Critique théâtre | L’Histoire révélée du Canada Français au FTA

C’est un pur plaisir que d’assister à cette coproduction éclatée du Nouveau Théâtre Expérimental et du Festival TransAmériques. Danses, clins d’œil et anachronismes abondent dans cette création des déjantés Alexis Martin et Daniel Brière.  

Malgré la durée exceptionnellement longue de cette représentation rassemblant les trois volets de la trilogie de L’histoire révélée du Canada Français, il n’y a aucun temps mort et les acteurs sont, du début à la fin, infatigablement drôles et justes.

Les multiples rôles de L’Histoire révélée du Canada Français sont interprétés avec brio et grande complicité par les polyvalents Gary Boudreault, Benoît Drouin-Germain, Steve Laplante, Pierre-Antoine Lasnier, Alexis Martin, François Papineau, Dominique Pétin, Carl Poliquin, Danielle Proulx et Marie-Ève Trudel, dans un amalgame de récits entrecoupés.

Ces personnages, poussés à l’extrême limite du stéréotype, s’entraident et s’envahissent, s’embrassent et s’égorgent, se moquent les uns des autres, forment des chœurs chantés et dansants, arpentent le Saint-Laurent;  ils racontent et jouent l’Histoire de leur peuple.

 
L’invention du chauffage central en Nouvelle-France

La première pièce de la triade, L’invention du chauffage central en Nouvelle-France, a pour contexte le froid, le terrible hiver qui semble ne jamais finir. Les personnages sont vêtus de combines, de bottes Huggs et de chapeaux de poils, mais, malgré leurs efforts pour se réchauffer, il y a toujours ce froid qui les rattrape et les paralyse.

Nous sommes au « pays des mots gelés », où les livres qu’on ne lit pas brûlent, où on parle le franglais et les langues amérindiennes, où les cultures se rencontrent et font ce qu’elles peuvent l’une de l’autre, souvent avec la plus profonde des incompréhensions.

 

Les chemins qui marchent

Après la neige, la pluie. Le deuxième volet de la trilogie, Les chemins qui marchent, colle de plus près à l’Histoire officielle, et est par conséquent plus léché, abusant du quétaine et de l’amateurisme : c’est un joli cabotinage d’une heure trente, ponctué de nombreuses pannes d’Hydro-Québec, de chansons lyrico-comiques, d’amour interdit et de rires presque incessants du public.
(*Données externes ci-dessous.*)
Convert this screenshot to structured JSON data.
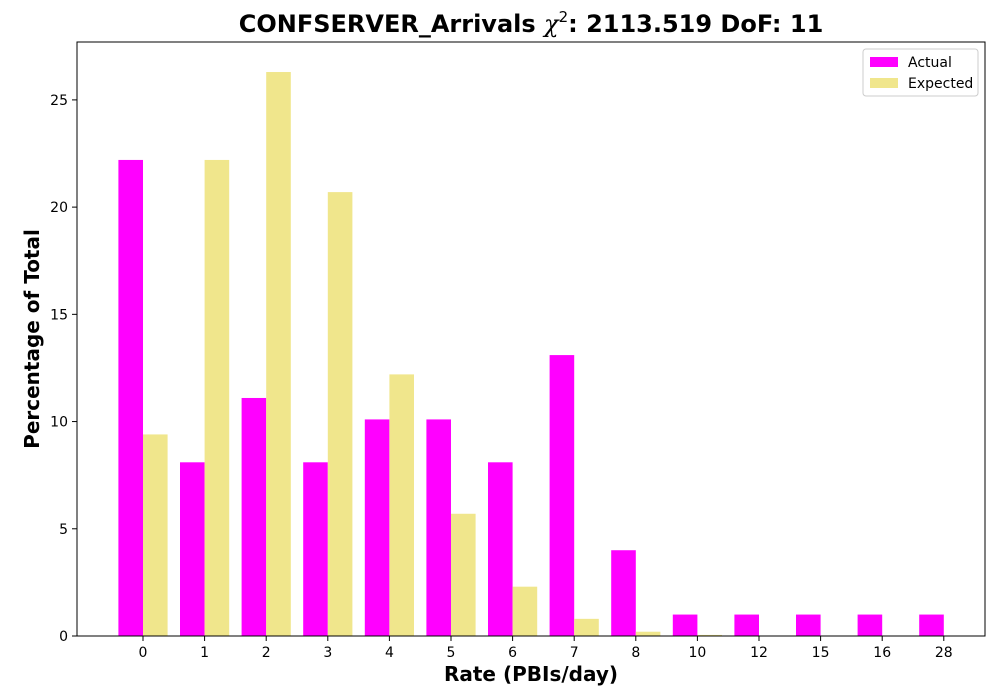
{
  "chart_data": {
    "type": "bar",
    "title_main": "CONFSERVER_Arrivals ",
    "title_chi": "χ",
    "title_chi_exp": "2",
    "title_rest": ": 2113.519 DoF: 11",
    "xlabel": "Rate (PBIs/day)",
    "ylabel": "Percentage of Total",
    "categories": [
      "0",
      "1",
      "2",
      "3",
      "4",
      "5",
      "6",
      "7",
      "8",
      "10",
      "12",
      "15",
      "16",
      "28"
    ],
    "ylim": [
      0,
      27.7
    ],
    "yticks": [
      0,
      5,
      10,
      15,
      20,
      25
    ],
    "legend_position": "top-right",
    "series": [
      {
        "name": "Actual",
        "color": "#ff00ff",
        "values": [
          22.2,
          8.1,
          11.1,
          8.1,
          10.1,
          10.1,
          8.1,
          13.1,
          4.0,
          1.0,
          1.0,
          1.0,
          1.0,
          1.0
        ]
      },
      {
        "name": "Expected",
        "color": "#f0e68c",
        "values": [
          9.4,
          22.2,
          26.3,
          20.7,
          12.2,
          5.7,
          2.3,
          0.8,
          0.2,
          0.05,
          0.01,
          0.0,
          0.0,
          0.0
        ]
      }
    ]
  }
}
« Je me souviens », l’oubli, « Souviens-toi »

 

Le pain et le vin

La dernière pièce au programme, l’inédite Le pain et le vin, est plus introspective… et sanguinolente (!) que les deux premières, nous présentant des personnages décolonisés, révoltés, révolutionnaires, des Canadiens français qui veulent trouver, créer ou garder leur place dans le présent et dans l’Histoire. C’est l’été et le renouvellement des forces.

On y apprend comment fabriquer des herbes du bas du fleuve, pour fabriquer la « soupe mélangée » (en anglais « victory soup ») une des nombreuses allégories du texte, celle-ci par rapport à la colonisation anglaise de la Nouvelle-France.

L’Histoire révélée est une œuvre qui accapare l’esprit : on pense au traitement brutal réservé par les Européens aux peuples des Premières Nations, à l’absurdité égale de toutes les croyances, à l’importance accordée à la culture au Québec, au désir hoquetant d’indépendance des Québécois, au capitalisme « esclavageant » et au colonialisme en général.

Mention spéciale pour le sincère et divertissant personnage de pilier de taverne de Gary Boudreault, dans Le pain et le vin, ainsi que pour les costumes très bien réalisés de Judy Jonker et le décor ingénieux de Michel Ostaszewski, très mobile et manipulé sous nos yeux par les acteurs, qui explorent la scène lors des nombreux voyages de leurs personnages.

L’expérience des trois volets de ce « grand cycle théâtral » présentés en rafale est unique, divertissante et réflexive. Les fans d’Alexis Martin se régaleront de cette œuvre authentique et drôle, qui brasse des tabous en les décorant de grotesque, et qui rend l’Histoire du Québec intéressante et accessible à tous.